Troppo tempo è passato dall’ultima visita al Bernini e allora sono salita nuovamente lassù. La sua terrazza è la più bella di Roma.
Non è vero direte voi, ma ognuno ha il suo luogo del cuore e quello è il mio. Ma torniamo a noi, nei ristoranti alla moda solitamente si va a cena, ma io a The Flair vado a pranzo, sempre per via della succitata terrazza che di giorno mostra Roma in tutta la sua immensa bellezza.

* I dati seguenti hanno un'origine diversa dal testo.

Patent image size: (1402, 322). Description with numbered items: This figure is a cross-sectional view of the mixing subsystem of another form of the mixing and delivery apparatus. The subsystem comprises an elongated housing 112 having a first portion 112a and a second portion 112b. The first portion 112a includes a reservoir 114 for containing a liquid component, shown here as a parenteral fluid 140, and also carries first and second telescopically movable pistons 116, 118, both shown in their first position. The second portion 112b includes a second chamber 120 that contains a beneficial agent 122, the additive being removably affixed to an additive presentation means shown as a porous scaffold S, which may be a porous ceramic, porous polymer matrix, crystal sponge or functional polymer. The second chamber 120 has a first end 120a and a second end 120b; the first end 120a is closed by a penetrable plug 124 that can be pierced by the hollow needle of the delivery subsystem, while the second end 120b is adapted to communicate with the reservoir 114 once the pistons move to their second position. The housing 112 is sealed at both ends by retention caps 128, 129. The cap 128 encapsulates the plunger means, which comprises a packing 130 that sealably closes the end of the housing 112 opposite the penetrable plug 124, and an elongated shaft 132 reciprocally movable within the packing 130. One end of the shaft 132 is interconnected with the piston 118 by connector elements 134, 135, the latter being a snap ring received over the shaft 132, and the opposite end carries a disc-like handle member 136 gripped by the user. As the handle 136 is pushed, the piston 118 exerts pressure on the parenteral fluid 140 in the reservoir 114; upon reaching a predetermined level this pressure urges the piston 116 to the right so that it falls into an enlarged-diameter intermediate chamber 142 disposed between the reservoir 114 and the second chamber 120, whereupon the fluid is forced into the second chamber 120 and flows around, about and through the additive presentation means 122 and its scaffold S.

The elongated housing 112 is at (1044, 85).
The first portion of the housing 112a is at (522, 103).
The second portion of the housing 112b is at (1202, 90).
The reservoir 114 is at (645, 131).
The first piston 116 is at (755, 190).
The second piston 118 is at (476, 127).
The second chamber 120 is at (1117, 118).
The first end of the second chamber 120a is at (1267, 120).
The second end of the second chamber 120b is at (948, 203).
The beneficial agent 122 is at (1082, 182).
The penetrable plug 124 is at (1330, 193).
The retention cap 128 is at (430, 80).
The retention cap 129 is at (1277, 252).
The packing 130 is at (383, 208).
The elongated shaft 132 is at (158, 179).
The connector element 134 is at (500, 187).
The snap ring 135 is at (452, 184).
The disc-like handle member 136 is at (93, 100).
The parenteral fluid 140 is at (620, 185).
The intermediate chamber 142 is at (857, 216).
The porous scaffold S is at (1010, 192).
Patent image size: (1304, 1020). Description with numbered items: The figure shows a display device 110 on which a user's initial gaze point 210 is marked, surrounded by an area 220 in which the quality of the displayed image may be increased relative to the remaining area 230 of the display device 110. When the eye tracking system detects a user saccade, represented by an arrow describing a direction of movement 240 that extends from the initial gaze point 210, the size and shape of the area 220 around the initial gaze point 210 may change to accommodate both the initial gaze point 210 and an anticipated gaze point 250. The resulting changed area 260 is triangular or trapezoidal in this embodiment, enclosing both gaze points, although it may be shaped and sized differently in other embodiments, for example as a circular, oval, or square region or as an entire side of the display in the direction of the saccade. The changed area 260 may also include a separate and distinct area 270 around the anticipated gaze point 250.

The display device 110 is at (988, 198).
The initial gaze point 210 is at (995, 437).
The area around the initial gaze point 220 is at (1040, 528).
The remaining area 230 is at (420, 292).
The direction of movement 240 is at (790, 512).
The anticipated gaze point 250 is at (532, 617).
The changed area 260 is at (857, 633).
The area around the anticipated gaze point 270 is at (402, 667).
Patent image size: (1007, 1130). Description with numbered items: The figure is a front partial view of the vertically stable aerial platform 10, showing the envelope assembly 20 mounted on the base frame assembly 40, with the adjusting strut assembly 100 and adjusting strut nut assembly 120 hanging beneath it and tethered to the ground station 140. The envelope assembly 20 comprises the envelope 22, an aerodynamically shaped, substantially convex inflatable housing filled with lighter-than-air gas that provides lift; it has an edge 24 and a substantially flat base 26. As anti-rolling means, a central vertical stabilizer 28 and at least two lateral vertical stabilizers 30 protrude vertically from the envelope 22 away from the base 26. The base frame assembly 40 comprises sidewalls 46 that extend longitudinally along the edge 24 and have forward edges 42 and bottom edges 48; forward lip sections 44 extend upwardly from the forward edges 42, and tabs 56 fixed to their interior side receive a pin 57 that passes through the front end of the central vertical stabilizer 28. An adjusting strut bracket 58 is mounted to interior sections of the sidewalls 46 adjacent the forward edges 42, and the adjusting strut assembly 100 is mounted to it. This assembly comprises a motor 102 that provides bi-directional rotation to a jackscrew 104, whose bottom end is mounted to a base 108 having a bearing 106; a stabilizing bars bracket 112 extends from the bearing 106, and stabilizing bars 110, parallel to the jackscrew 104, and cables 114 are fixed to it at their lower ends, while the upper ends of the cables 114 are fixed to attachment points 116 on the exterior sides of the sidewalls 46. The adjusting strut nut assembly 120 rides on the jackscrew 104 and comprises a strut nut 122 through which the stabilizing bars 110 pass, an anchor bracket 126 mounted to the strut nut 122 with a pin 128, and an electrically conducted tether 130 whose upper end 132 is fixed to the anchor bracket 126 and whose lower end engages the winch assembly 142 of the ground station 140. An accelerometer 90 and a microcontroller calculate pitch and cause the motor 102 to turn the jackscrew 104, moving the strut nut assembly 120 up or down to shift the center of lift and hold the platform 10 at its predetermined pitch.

Ricordavo un servizio sciatto, scadente, diciamo pure incompetente. Oggi il vento è finalmente cambiato, il Ponentino di Roma ha portato una ventata di professionalità. La sala è accogliente, sorridente, solerte, con garbo e cortesia intrattiene gli ospiti negli inevitabili momenti di attesa.
Uno chef al timone pare non vi sia, o meglio ve ne sono due, dei quali, volutamente, si omette il cognome, perché, si sottolinea, la cucina oggi non è più gourmet, ma tornerà ad esserlo con un nuovo chef. In attesa la brigata lavora solerte nella cucina palcoscenico che fu dell’ecclettico Andrea Fusco cucinando finalmente per l’ospite e non per un celato ispettore della “Rossa” Michelin.
Unico è il menù, colorato e mediterraneo. Cottura e sfoglia perfetta per i ravioli di burrata. Morbidi, gustosi, leggeri anche se sormontati da fiori di zucca simili nella consistenza a lacci di liquirizia di bambinesca memoria.
Gravi le lacune della materia dolci, che inevitabilmente portano ad una bocciatura. Probabilmente un pasticcere non c’è e il cuoco, si sa, pasticcere non è. Buono il tiepido tortino di carote, ma strana la consistenza e metallico il sapore della crema di mandorle.
Nel semifreddo buona l’idea, ma al palato inesistente il basilico e il profumo del lime che si palesa con solo un retrogusto di “vecchio”, per nulla fiorito il lampone.
Insomma che dire… solo che molto si può fare nell’attesa del nuovo chef.